I am a Senior Research Scientist at Google DeepMind in Zurich, which I joined in 2018, initially as part of Google Brain. From 2014 to 2018, I was a postdoctoral researcher at the Max Planck Institute for Intelligent Systems in Tübingen, Germany, where I led the statistical learning theory team.
I received my PhD in 2014 from the Dorodnicyn Computing Center of the Russian Academy of Sciences and a Diploma (equivalent to an MSc) in 2010 from Lomonosov Moscow State University.

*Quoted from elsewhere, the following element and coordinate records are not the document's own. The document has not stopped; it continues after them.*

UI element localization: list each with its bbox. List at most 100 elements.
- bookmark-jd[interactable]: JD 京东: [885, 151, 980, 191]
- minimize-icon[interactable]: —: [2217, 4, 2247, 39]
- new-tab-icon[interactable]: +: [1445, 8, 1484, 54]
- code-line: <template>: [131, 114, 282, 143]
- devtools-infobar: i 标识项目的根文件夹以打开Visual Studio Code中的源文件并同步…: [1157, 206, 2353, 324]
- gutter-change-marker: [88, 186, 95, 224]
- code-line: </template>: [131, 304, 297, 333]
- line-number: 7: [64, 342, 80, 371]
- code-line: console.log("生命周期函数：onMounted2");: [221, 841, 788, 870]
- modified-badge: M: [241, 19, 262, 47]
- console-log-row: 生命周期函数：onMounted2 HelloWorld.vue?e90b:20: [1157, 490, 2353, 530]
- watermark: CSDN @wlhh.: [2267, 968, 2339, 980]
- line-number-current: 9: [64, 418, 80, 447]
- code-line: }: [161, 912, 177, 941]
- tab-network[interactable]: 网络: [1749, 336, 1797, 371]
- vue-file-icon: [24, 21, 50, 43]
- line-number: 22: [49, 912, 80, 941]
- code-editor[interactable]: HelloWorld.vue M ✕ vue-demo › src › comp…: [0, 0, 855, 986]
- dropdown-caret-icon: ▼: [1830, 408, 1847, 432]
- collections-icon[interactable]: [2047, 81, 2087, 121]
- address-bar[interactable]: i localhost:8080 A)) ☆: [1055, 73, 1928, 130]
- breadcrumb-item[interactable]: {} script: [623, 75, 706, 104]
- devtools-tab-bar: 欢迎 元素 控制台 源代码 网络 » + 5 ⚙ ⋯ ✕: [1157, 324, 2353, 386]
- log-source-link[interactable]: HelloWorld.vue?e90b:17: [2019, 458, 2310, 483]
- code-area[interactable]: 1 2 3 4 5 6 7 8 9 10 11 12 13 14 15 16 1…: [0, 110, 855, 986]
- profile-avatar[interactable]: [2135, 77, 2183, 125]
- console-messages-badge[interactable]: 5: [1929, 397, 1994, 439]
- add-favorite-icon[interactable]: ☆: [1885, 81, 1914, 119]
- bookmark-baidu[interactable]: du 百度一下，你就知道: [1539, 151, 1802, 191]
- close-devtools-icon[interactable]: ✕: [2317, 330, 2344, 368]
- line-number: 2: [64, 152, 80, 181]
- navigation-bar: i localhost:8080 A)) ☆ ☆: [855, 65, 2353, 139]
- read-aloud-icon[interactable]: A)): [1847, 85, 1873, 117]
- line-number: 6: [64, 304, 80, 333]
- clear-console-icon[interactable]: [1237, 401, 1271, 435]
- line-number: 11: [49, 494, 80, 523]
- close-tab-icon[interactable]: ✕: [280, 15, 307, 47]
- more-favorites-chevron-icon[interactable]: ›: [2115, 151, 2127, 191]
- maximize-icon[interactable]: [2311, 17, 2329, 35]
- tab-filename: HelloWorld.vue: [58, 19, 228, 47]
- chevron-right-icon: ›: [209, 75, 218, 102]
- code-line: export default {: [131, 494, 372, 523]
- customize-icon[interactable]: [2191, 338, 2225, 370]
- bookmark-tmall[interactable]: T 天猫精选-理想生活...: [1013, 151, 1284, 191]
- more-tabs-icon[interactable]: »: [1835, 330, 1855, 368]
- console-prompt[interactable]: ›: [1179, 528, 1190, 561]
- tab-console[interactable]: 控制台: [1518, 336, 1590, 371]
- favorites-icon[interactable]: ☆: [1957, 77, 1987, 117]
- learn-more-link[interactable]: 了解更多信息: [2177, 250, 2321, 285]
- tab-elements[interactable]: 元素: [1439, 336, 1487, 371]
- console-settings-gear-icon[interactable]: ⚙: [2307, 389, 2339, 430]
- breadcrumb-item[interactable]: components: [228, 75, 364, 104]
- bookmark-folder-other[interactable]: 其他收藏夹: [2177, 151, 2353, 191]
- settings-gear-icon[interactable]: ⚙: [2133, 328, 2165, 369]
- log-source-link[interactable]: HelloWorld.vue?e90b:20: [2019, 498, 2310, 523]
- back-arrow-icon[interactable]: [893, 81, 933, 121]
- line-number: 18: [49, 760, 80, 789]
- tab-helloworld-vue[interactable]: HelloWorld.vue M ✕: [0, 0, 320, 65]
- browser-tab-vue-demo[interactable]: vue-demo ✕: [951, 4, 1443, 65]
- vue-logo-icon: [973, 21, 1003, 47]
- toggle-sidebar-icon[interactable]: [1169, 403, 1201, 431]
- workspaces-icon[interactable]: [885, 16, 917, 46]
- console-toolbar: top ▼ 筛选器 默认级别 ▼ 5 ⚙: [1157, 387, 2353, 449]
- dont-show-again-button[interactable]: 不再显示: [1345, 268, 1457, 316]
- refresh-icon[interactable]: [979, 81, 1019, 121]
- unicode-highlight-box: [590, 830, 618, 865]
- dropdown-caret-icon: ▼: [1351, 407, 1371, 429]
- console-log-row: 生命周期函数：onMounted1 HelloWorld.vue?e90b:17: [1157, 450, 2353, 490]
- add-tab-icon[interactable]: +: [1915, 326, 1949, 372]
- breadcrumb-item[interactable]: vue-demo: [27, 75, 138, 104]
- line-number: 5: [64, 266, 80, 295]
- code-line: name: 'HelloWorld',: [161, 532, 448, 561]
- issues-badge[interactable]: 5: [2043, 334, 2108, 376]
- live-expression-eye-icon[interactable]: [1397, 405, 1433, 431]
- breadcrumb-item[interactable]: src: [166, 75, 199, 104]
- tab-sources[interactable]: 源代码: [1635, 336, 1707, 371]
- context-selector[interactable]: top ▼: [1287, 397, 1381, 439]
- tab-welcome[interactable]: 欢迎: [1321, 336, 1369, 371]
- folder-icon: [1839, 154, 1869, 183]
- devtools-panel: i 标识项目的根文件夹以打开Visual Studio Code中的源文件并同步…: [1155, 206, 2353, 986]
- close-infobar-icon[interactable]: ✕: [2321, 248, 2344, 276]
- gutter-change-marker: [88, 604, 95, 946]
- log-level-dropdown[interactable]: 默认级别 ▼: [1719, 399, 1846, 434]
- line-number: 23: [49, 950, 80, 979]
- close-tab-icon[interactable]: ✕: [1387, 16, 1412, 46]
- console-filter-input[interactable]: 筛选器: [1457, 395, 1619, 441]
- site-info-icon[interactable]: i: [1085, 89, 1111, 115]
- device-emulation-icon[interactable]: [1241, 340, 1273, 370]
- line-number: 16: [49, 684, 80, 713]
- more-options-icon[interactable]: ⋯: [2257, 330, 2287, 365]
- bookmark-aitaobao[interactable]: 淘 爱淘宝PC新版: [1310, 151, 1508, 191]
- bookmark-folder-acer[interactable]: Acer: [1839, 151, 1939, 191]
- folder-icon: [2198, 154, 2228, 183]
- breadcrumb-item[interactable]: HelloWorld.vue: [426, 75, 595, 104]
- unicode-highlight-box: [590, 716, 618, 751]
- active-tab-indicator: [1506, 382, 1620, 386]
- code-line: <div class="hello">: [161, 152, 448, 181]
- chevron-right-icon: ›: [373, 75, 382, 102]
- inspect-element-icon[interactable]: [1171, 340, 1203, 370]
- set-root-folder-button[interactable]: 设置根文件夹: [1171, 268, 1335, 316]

My recent work, part of the AlphaProof project, focuses on improving the reasoning of large language models (LLMs) and their application to formal mathematics. To support this research, my colleagues and I developed the OneTwo Python library, designed to simplify interactions with LLMs.
Previously, I've worked on pre-training large-scale computer vision architectures [MLP-Mixer] and unsupervised generative modeling for natural images [Wasserstein Auto-Encoders].
In my academic career, I focused on statistical learning theory, particularly data-dependent generalization error and excess risk bounds and related mathematical tools from probability and combinatorics. I remain passionate about mathematics and enjoy learning about it in my free time.
I obsess over coffee brewing, spend long hours running trails, and listen to audiobooks. I grew up in Japan, but almost forgot the language due to lack of practice. I have two wonderful daughters who never run out of energy.